A shale gas production prediction model based on masked convolutional neural network

Shale gas production prediction is of great significance for shale gas exploration and development, as it can optimize exploration strategies and guide adjustments to production parameters for both new and existing wells. However, the dynamic production characteristics of shale gas wells under the influence of multiple factors such as reservoirs, engineering, and production, exhibit complex nonlinear and non-stationary features, leading to low accuracy in predicting shale gas production. To address this issue, a novel masked convolutional neural network (M-CNN) based on masked autoencoders (MAE) is proposed for shale gas production prediction. First, high-dimensional shale gas production data are transformed into images with unknown information using an encoding structure, thereby converting the regression task into images generation task. Then, convolutional neural network is used for image restoration prediction, and the corresponding numerical values at the image positions are extracted as shale gas production prediction results. Specifically, dilated convolution and multi-scale residual structure (MSRS) are developed to improve the feature representation capability of the network.

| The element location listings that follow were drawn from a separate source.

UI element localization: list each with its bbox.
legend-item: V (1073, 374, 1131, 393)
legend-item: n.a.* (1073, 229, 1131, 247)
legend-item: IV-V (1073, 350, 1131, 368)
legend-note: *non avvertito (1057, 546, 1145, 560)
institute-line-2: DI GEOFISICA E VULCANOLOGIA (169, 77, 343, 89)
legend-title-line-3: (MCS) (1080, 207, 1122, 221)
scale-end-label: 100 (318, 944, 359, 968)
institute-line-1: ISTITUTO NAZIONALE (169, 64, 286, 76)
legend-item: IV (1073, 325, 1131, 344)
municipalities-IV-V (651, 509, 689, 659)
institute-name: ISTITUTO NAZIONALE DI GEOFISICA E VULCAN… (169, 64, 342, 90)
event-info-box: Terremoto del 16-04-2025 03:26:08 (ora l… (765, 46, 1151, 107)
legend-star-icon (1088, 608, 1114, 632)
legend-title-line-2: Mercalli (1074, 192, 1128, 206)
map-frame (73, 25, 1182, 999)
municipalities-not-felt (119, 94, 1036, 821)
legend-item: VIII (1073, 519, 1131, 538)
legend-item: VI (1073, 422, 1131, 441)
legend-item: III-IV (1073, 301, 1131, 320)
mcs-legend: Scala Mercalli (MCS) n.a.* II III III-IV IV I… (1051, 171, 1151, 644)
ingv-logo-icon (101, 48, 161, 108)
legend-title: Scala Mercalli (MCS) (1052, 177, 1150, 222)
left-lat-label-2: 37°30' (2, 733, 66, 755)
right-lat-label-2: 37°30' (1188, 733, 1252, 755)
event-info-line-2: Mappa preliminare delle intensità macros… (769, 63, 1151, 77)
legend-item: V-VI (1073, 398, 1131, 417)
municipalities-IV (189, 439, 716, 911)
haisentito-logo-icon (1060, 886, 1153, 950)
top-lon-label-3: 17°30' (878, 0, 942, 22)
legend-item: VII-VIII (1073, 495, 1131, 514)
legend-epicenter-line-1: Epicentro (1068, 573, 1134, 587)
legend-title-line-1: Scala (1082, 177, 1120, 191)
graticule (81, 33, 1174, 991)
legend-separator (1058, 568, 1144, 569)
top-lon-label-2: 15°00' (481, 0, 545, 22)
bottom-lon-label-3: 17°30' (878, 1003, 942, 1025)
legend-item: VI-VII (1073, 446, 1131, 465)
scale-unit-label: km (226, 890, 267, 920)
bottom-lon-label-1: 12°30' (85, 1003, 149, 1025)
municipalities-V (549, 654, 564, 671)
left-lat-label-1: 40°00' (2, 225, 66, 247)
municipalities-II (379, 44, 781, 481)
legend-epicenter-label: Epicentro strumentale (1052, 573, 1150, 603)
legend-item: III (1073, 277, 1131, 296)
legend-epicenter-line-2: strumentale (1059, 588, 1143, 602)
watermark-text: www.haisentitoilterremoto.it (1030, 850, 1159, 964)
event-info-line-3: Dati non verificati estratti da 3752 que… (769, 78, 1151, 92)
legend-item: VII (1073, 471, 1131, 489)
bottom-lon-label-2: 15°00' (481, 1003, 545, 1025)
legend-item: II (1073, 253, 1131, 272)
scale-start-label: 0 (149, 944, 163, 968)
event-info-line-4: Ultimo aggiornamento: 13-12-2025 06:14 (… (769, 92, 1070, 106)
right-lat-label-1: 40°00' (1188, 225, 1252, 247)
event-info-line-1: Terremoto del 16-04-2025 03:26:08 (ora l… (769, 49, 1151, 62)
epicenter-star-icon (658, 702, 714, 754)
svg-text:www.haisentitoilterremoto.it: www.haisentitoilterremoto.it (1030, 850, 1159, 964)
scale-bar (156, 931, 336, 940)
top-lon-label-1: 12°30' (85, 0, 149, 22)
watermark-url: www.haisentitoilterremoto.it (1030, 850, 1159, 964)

Meanwhile, convolutional block attention module (CBAM) is adopted to enhance the feature extraction ability of the M-CNN. The performance of our method is validated experimentally on shale gas production data of Changning (CN) block in China. The average RMSE, MRE, and R2 on the test sets are 0.211 (104 m3/d), 10.9%, and 0.906, respectively, which is much lower than the traditional time series models. Experimental results demonstrate the effectiveness and superiority of the proposed M-CNN method for shale gas production prediction.